Re: Suicide et al.

Date: 2006-08-01 08:06 am (UTC)From: [identity profile] winterkoninkje.livejournal.com
When you say you are a linguist, [...] Is this your case?

Not as yet. I've only a bachelors on the subject, though it is my intention to get the doctorate and become a professor. On my current schedule it'll be about six years until I'm applying for positions. The undergrad institution I went to requires a thesis of all students, however. Mine was on the effects of gender on phonetic disambiguation of syntactically ambiguous clauses, which built off of some studies by Ilse Lehiste (http://www.ling.ohio-state.edu/~ilsele/).

I think it is important not to conflate recovery with a cure, or either with treatment. Through adjusting one's thinking it's possible to overcome depression and go on to live a non-depressive life. However, at present, we don't know of the mechanism behind such recovery such that we can reliably induce such recovery. The shotgun approach to psychopharmacology is sufficiently effective that we can provide a partial treatment, and often good therapy can be instrumental as both treatment and leading to recovery, but neither rightly constitutes a cure.

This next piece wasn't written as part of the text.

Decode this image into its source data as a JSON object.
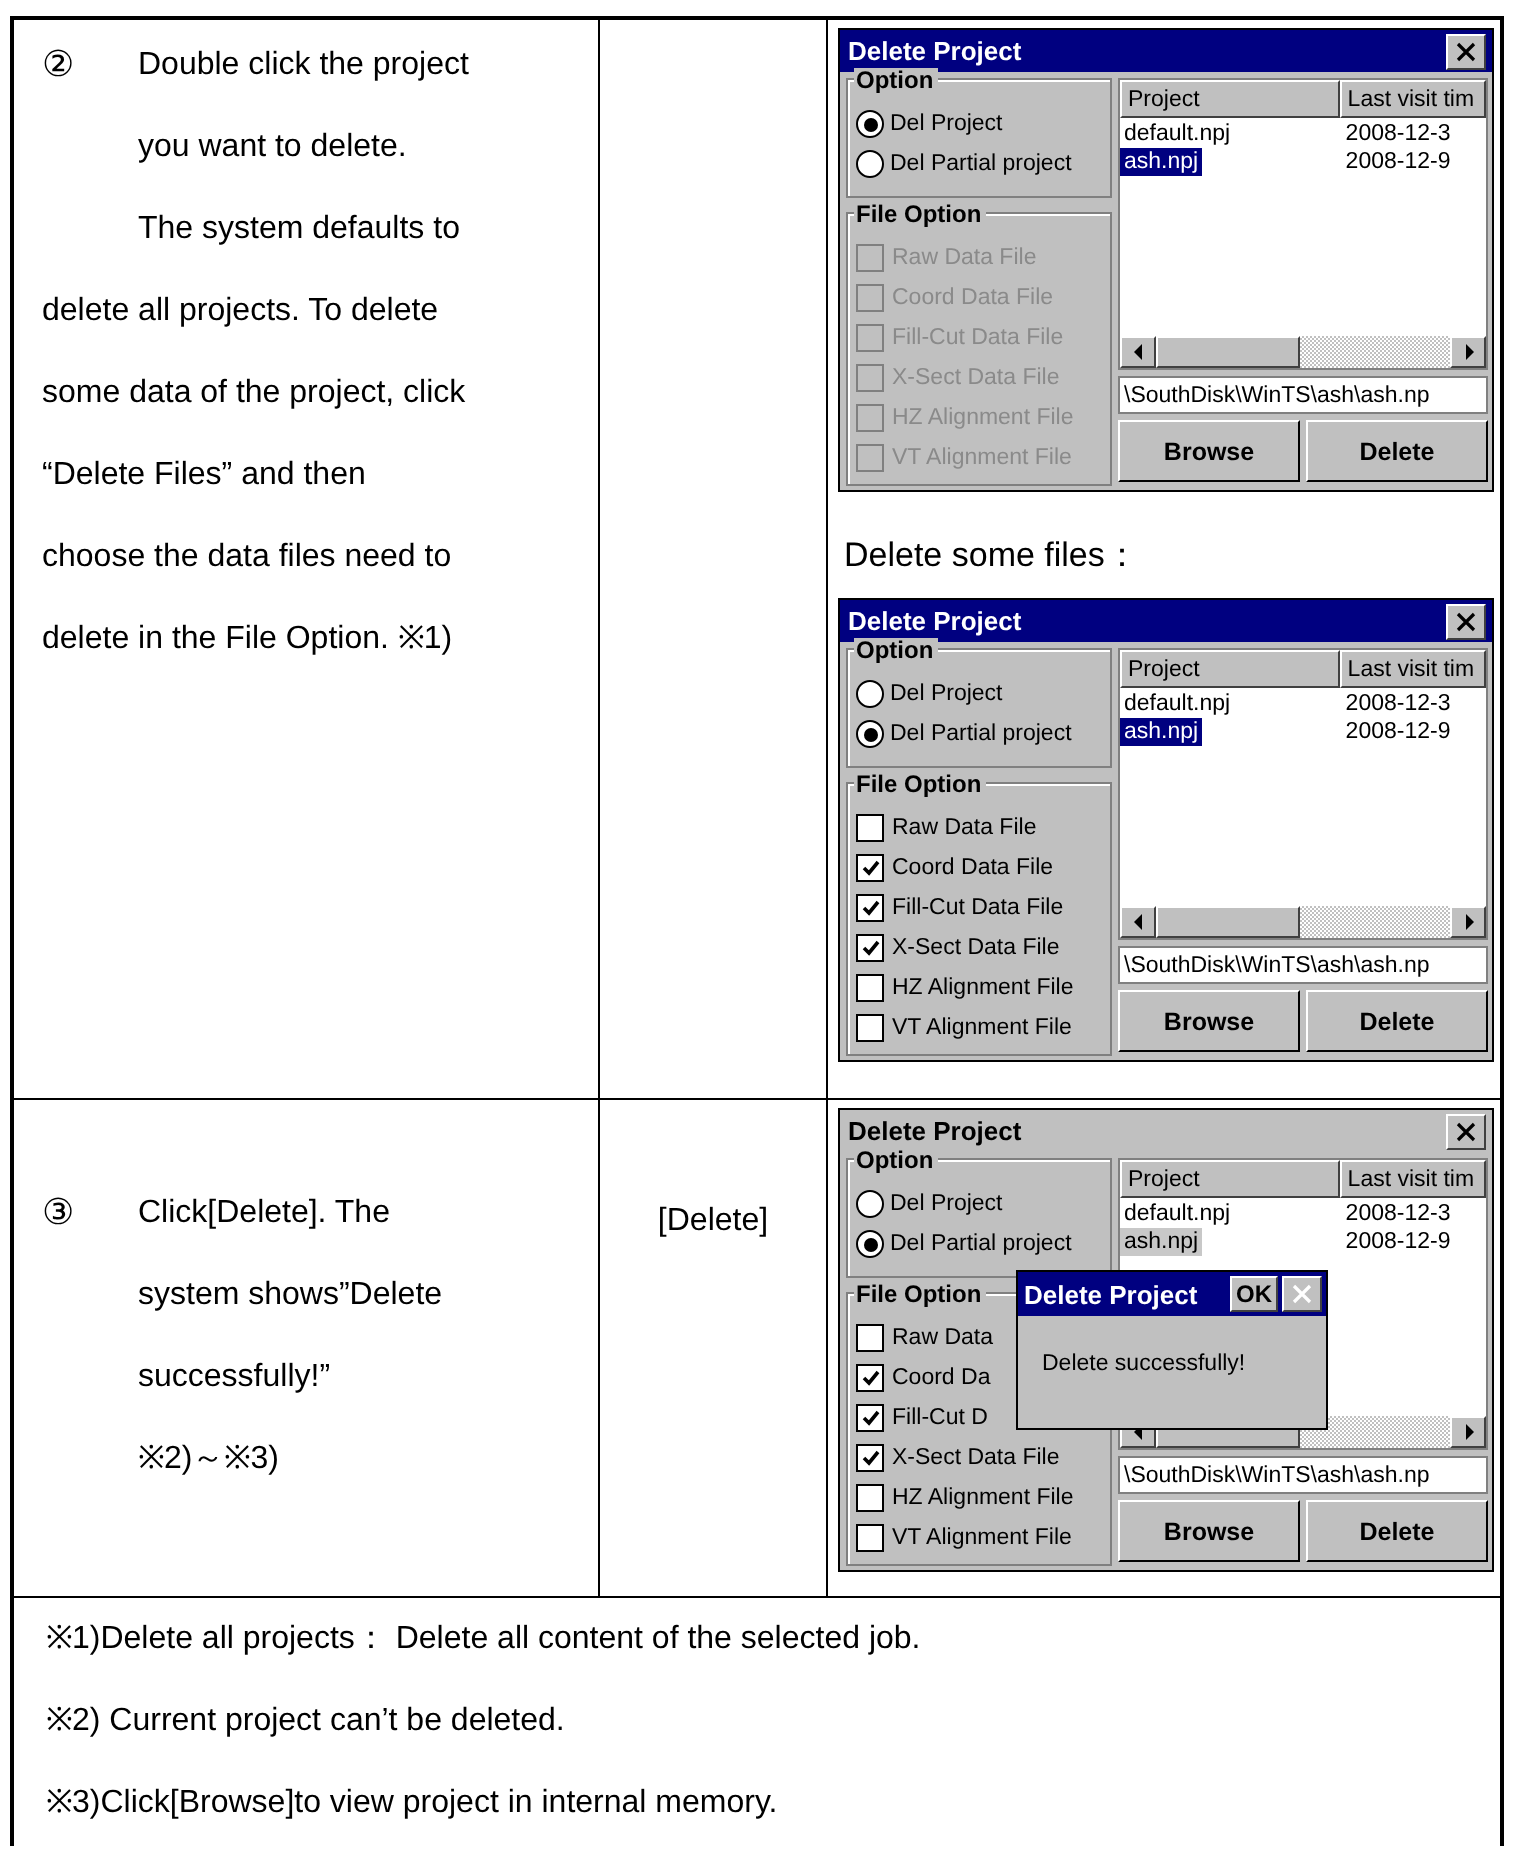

I don't think that this will always be the case. I think as time goes on and our knowledge grows that we will be able to provide better treatments. However, depression is as much a lifestyle as it is a disease and so recovery lies in changing ones actions and not only in adjusting neural chemistry. I think that drugs can be helpful but that it is important to regard them as a tool not as a solution and that in so doing we must weigh the good that thy provide with the total cost to do so. Until our knowledge in that arena improves greatly, there is much ill to be weighed against the good.